IMF's China debt alarm downplayed
By Chen Weihua in Washington | China Daily USA | Updated: 2017-12-07 23:53
The huge corporate debt in China that makes headlines is more complicated than most people think, according to the top Chinese official at the International Monetary Fund (IMF).
Jin Zhongxia, executive director for China at IMF, said the rapid increase of corporate debt in China during a period of time needs to be properly analyzed, citing recent discussions in China regarding the nature of the country's corporate debt.
"Some believe that some part of the corporate debt actually is debt issued by the local government established entities," Jin told the IMF executive board on Wednesday during a discussion of the IMF report Financial Sector Assessment Program (FSAP) for China.
In an online press briefing on Wednesday evening, Ratna Sahay, deputy director of the IMF Monetary and Capital Markets Department, called China's looming debt a major risk in its financial system.
She described the sustained credit expansion as being of a magnitude that in other countries has been associated with financial distress. "This has resulted in high corporate and local government debt.
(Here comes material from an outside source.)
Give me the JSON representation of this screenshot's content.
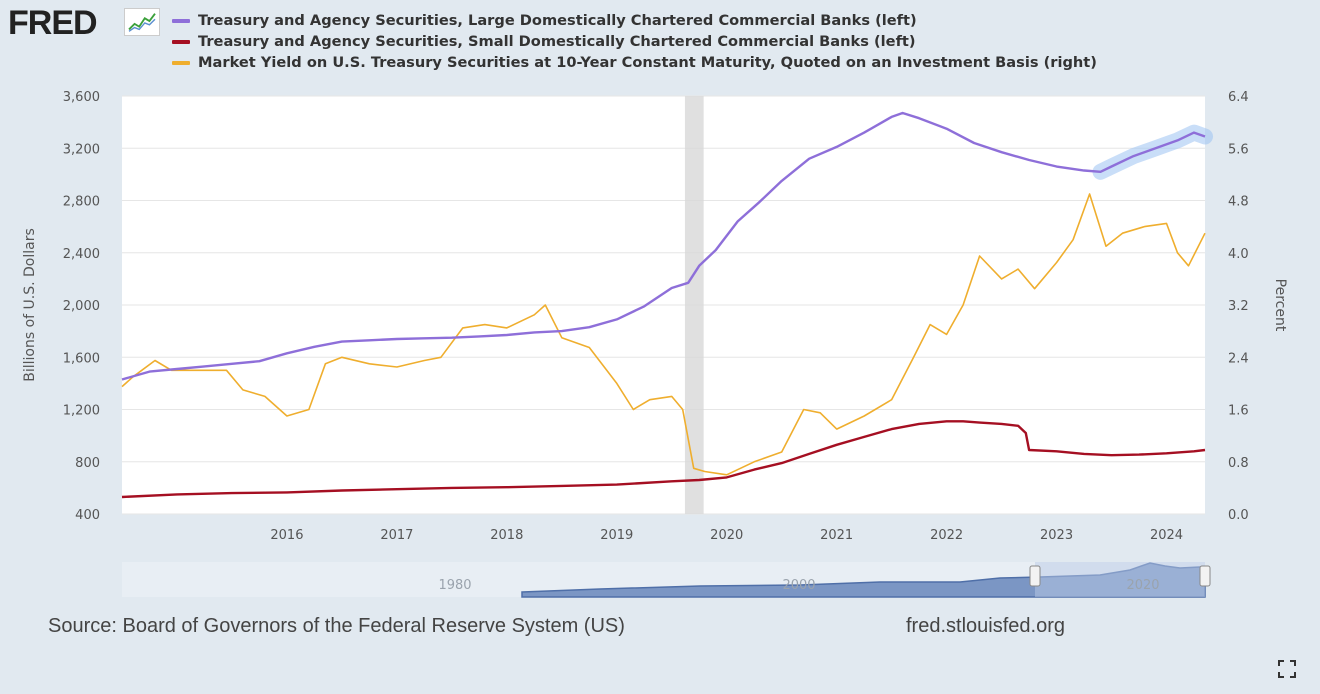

And household debt is also rising at a fast pace," she said.
The IMF cited the rapid credit growth as a result of China's focus on maintaining economic and employment growth.
The IMF report noted that this debt is largely owed by companies - some of which may not have good prospects - and local governments, but an increasing share is owed by households.
"Credit growth is an important indicator of future financial distress, because lending standards often fall in the rush to make more loans," the report said.
According to Jin, the purpose of raising the debt by local government entities is to fulfill their responsibility to implement urbanization and infrastructure development.
"In China, the local governments take a lot of responsibilities, but their ability to mobilize resources through taxation or bond issuance is limited," he said.
"In that case, part of the corporate debt is actually local government debt,"
Jin believes it is necessary to revise down the corporate debt ratio and increase local government leverage ratio accordingly.
"The official public sector's debt over GDP is quite low, only 40 percent. "If you add the hidden local government contingent debt, that may increase the total public debt over GDP ratio, and the corporate sector debt will decrease by the same amount," he said.
"In the end, what really matters is the total leverage ratio in China, which includes the government debt, corporate debt and the household debt", he said.
The total leverage ratio in China is 260 percent of GDP, which is still lower than most of the advanced countries and is comparable with many emerging-market economies, according to Jin.
Sahay admitted at the press conference that there has been some effort in measuring the debt more carefully, and the IMF is revising the numbers. "So this part of the corporate debt will be attributed to the local government," she said in response to China Daily.
Yukon Huang, a senior fellow at the Carnegie Endowment for International Peace, has long expressed the view that China's debt problem deserves concern but is overstated.
Huang, a former World Bank country director for China, has acknowledged the role played by many established local government entities. He also has said that a lot of the credit has been funding the increased value of land and property, and if these property values are stable, the increase in credit is not an issue.
"Property prices in China are probably OK, which means there isn't a major debt problem," said Huang, author of the book, Cracking the China Conundrum: Why Conventional Economic Wisdom Is Wrong.
The IMF's FSAP report for China also pointed out the complexity of China's financial system by saying that rules on bank lending to traditional sectors, such as construction and real estate, have pushed risky borrowers away from banks and toward more lightly regulated financial products.
The IMF claimed that banks often compensate investors for losses on financial products to preserve their reputations. It said the Chinese government has repeatedly intervened to stabilize financial markets and investors have come to believe that state-owned enterprises will be bailed out if they get into trouble.
"But protecting investors and companies from losses encourages them to underestimate risk and can lead to a misallocation of investment to less productive economic activities," Sahay said in an analysis with her colleague James Walsh.
"Taken together, these factors have created a highly dynamic and fast-moving financial system that is very difficult to monitor," she said.